There are even sometimes tensions inside the Vatican walls, where Francis and the Church’s top liturgical official, Cardinal Robert Sarah of Guinea, don’t always appear to see eye to eye -particularly on the value of the older Mass, celebrated in Latin and with the priest facing away from the congregation, now known as the Extraordinary form.

After the Council, Francis told the Italian liturgists, the bishops wanted a liturgy that is “alive” for a Church “fully enlivened by the celebrated mysteries.”

He then gives three keys to a “living” liturgy: it’s centered in Christ, it involves the people, and works as a “school of Christian life.”

The liturgy is alive, he said, because of the “lively presence of Him who ‘dying has destroyed our death, and by rising, restored our life.” Without the presence of Christ, Francis insisted, there’s not liturgical vitality, just like there’s no human life without a beating heart.

Liturgy is also alive because it involves the entire people of the Church, he said, and by its nature it’s “popular” and not “clerical” because “it’s an action for the people, but also by the people.”

In her prayer, Francis said, the Church welcomes all those who have the heart to listen to the Gospel, without discarding anyone, not “rich or poor, young or old, healthy or sick, righteous or sinners.” Hence the liturgical assembly, he said, goes beyond every boundary of age, race, language and nationality.

Lastly, he said the liturgy must work as a school of life, “transforming one’s way of thinking and living, not just filling up a bag of ideas about God.”

The liturgy, Francis insisted, is not simply “a doctrine to understand or a rite to fulfill,” it’s a “source of life and light for our path of faith.

“There’s a big difference between hearing that God exists, and feeling that he loves us, just as we are, here and now,” he said.
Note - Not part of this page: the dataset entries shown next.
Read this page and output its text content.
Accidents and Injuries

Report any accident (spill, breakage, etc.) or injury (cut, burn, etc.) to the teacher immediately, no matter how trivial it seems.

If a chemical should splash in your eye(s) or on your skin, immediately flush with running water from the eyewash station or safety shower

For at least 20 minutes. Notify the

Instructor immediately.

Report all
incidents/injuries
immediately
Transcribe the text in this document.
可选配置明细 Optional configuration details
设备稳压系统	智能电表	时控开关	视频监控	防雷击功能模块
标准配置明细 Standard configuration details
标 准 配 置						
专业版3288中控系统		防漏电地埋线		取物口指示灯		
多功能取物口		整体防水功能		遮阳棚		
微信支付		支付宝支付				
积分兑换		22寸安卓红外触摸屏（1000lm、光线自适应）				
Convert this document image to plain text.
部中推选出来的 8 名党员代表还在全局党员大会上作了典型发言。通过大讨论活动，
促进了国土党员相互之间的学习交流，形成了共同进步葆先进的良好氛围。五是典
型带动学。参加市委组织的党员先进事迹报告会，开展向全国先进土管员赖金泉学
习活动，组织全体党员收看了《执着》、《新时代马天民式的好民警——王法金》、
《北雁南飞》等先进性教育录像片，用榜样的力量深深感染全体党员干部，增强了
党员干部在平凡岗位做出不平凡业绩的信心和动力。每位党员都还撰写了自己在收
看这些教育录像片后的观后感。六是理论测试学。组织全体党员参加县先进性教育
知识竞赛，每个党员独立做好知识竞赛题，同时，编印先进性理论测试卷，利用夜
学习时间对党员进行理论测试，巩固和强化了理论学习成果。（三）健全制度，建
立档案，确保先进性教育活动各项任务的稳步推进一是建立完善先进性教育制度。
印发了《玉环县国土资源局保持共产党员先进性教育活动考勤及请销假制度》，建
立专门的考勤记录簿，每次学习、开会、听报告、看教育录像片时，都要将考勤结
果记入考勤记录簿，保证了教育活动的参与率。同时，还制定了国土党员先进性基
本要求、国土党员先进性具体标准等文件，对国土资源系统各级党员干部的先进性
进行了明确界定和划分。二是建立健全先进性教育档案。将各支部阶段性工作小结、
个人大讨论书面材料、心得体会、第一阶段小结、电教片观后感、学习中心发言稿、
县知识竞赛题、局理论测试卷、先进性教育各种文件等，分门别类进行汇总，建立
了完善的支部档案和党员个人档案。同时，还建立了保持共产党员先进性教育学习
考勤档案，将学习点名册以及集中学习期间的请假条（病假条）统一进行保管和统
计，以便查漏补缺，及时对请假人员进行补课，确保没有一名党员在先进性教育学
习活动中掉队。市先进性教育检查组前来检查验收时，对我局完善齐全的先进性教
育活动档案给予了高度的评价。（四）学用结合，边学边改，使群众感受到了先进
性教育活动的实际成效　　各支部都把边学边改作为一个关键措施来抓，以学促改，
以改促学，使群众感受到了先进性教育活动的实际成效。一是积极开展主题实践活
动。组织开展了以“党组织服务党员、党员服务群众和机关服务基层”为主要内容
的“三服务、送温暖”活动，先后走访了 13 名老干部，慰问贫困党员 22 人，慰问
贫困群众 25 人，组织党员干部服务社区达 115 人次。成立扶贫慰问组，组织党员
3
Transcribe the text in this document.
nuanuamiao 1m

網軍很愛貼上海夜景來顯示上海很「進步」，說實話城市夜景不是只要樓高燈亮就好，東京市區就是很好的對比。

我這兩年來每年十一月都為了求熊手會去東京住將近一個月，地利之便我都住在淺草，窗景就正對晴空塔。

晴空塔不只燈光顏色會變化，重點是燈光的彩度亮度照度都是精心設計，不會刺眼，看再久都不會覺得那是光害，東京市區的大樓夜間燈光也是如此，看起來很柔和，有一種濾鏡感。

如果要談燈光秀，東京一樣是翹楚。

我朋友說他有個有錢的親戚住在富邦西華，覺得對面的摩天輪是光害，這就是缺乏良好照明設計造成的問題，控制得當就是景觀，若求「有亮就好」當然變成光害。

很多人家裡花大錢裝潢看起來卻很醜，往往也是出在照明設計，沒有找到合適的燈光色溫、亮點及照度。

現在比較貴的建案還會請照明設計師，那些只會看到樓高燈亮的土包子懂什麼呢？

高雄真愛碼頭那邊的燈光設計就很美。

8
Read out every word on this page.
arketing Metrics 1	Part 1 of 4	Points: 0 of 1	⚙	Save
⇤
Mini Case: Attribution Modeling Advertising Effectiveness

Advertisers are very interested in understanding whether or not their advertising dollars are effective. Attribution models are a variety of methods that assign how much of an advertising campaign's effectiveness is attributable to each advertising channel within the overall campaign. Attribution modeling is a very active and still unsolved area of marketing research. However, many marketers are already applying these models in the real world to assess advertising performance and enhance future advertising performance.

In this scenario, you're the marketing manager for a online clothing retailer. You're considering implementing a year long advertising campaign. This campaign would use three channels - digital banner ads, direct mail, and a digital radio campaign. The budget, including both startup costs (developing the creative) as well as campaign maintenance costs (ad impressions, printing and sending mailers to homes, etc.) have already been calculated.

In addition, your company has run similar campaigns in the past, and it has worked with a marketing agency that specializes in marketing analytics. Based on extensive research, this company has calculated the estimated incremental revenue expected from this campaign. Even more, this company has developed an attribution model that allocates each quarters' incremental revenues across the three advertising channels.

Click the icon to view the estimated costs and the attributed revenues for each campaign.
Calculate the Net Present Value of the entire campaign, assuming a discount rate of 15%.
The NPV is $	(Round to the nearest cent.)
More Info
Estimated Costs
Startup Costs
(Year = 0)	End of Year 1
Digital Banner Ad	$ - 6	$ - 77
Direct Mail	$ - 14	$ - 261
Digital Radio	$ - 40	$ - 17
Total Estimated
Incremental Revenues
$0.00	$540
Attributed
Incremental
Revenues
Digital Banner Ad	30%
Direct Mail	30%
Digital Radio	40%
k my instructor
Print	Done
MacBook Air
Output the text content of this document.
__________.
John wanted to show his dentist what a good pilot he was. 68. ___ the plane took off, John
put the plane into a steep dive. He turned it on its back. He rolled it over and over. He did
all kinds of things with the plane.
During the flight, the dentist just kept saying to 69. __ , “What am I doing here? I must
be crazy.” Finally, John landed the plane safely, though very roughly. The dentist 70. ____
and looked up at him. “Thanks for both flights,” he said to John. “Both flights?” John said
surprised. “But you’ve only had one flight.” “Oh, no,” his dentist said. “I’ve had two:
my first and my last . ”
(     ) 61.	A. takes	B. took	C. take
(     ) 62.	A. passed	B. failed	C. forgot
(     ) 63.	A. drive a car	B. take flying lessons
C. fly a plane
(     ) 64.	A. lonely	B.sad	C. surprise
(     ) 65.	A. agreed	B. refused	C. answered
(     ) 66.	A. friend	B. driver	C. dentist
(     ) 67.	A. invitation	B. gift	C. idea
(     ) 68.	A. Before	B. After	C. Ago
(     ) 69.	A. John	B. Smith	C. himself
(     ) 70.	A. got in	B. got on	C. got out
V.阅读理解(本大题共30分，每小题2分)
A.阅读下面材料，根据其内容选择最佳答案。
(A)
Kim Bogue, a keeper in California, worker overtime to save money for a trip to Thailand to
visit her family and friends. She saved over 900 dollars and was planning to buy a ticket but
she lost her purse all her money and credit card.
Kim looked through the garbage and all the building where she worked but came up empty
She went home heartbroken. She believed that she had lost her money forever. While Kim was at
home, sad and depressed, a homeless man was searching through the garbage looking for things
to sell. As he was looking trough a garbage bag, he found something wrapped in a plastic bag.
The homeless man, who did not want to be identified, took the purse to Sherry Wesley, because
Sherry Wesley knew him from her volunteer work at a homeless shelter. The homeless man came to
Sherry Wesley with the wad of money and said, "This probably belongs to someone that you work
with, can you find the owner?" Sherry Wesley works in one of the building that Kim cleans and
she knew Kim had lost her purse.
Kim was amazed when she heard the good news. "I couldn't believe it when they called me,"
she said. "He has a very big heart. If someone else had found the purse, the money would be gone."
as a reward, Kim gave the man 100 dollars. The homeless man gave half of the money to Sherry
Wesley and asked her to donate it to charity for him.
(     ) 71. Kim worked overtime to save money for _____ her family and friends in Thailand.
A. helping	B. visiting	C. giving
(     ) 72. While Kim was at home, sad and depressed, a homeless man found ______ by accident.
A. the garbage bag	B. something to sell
In the liturgical prayer, he said, Catholics experience a communion that finds its meaning not in an abstract thought but in an action made “by God and us, Christ and the Church.”

Towards the end of his remarks, Francis told those gathered that it must be remembered that the wealth of the Catholic Church’s prayer life goes beyond the Roman Rite.

“The harmony of the ritual traditions, from East to West, by the breath of the same Spirit gives voice to the one prayer for Christ, with Christ and in Christ, for the glory of the Father and for the salvation of the world,” he said.